Zheng Lu Xinyuan’s The Cloud in Her Room represents the type of opaque arthouse drama that tends to do exceedingly well on the international film festival circuit, with critics bestowing praise upon these works that reads like they’re treating press kits as gospel. Most professional reviews from well-regarded trade publications have been quick to highlight how dreamlike the film’s monochrome cinematography is or how the lethargic narrative is intentionally aimless as a bid to mirror the desultory existence of its central protagonist Muzi (Jin Jing) as she visits her hometown of Hangzhou; what most have failed to do after authenticating such basic labels is to argue what value any of these elements actually brings to the film. This speaks to a larger failure of current criticism, wherein feature-length works that boast any impressive formalism, even if all it accomplishes is to mask the dull proceedings, are met in good faith with critics assuming the deficiencies are their’s and not the film’s. So when it comes to the nitty-gritty of assessment, it’s easiest to go with the obvious first: yes, the muted black-and-white color palette is indeed impressive and at times even impressionistic, and it does most of the heavy lifting in terms of establishing the film’s melancholy mood. But it’s only an impressive visual aesthetic, not a great one, which would require the look to work in tandem with the narrative in a way that builds upon its central themes, not just offering eye candy to those zoning out from the film’s central tensions. 

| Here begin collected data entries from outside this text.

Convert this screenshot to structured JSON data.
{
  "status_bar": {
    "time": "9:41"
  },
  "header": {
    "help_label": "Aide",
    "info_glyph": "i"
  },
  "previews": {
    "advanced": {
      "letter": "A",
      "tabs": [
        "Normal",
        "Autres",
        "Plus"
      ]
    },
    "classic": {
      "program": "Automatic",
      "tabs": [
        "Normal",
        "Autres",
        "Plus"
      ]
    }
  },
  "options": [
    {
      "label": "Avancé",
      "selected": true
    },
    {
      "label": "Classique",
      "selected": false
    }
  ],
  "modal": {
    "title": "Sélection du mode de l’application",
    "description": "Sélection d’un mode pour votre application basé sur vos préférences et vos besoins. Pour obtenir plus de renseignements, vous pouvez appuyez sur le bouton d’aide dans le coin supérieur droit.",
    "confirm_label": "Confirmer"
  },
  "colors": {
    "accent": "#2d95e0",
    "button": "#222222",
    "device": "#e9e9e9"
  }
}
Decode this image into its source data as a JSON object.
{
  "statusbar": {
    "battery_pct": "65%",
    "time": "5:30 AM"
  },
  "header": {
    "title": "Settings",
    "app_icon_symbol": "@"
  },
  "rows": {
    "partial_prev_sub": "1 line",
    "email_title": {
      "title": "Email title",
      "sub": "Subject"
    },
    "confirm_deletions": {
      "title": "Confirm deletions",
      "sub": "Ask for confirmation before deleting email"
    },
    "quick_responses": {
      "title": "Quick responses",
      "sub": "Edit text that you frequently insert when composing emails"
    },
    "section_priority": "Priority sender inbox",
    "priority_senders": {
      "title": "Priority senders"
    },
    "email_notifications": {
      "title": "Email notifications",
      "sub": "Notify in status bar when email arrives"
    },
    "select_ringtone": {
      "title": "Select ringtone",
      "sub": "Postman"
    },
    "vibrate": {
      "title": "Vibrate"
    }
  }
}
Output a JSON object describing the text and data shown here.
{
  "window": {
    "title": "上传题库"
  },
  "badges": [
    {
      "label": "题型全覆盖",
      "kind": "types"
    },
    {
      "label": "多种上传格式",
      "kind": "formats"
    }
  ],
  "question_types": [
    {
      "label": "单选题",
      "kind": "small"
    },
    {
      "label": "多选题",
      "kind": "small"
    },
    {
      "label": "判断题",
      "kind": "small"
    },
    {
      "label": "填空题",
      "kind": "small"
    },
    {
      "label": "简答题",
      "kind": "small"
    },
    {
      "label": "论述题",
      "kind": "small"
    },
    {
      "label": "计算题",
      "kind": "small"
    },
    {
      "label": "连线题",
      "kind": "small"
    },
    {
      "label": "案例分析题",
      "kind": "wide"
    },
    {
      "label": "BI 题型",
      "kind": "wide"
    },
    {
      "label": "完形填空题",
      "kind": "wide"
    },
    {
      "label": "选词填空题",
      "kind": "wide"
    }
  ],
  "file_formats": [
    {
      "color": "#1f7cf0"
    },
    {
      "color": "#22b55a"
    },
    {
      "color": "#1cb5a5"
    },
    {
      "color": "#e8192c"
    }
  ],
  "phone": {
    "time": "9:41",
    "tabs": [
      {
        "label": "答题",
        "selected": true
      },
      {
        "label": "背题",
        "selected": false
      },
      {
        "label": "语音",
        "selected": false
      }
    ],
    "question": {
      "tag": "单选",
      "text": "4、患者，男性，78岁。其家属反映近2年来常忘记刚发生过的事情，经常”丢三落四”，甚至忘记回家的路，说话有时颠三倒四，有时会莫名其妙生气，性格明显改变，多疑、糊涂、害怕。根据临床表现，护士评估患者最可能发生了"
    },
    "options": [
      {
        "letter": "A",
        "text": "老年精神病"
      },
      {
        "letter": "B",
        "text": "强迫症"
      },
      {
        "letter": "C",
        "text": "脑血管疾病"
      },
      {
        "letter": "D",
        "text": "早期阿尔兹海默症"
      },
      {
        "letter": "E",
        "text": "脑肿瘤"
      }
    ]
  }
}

Yet, one would be forgiven if they opted not to invest themselves in the day-to-day life of Muzi and her family, as Zheng herself doesn’t seem terribly interested, injecting little dramatic weight into their individual conflicts beyond surface-level complications — her father is a lecherous artist, the mother has “friends” from overseas — that don’t cause friction, but rather mere irritation. What’s even more burdensome here is Cloud’s inability to ever build into itself anything that suggests progression; each scene is stacked carelessly on top of the previous, oftentimes switching modes entirely in the form of docudrama-like interludes with minor characters, which is assembled in a way that crafts a rather centerless hole of a viewing experience. There are hinted-at sociopolitical underpinnings regarding fluctuating personal identity within a country that’s likewise in flux, but they’re so muted and underdeveloped that it feels more like stretching to locate profundity within a work that’s decidedly lacking in any. This isn’t to suggest that every piece of cinematic art needs to carry some burden of deep insight, but they do need something that coheres the visual and thematic components and finds meaning in a single, cogent entity rather than two separate ones inelegantly tethered. As it stands, works like The Cloud in Her Room aren’t concerned with such goals — and since it took the top prize at Rotterdam this year, it’s clear that there exists a market where a lack of ambition isn’t quite the deficit it would seem.

You can stream Zheng Lu Xinyuan’s The Cloud in Her Room on Mubi beginning on August 11.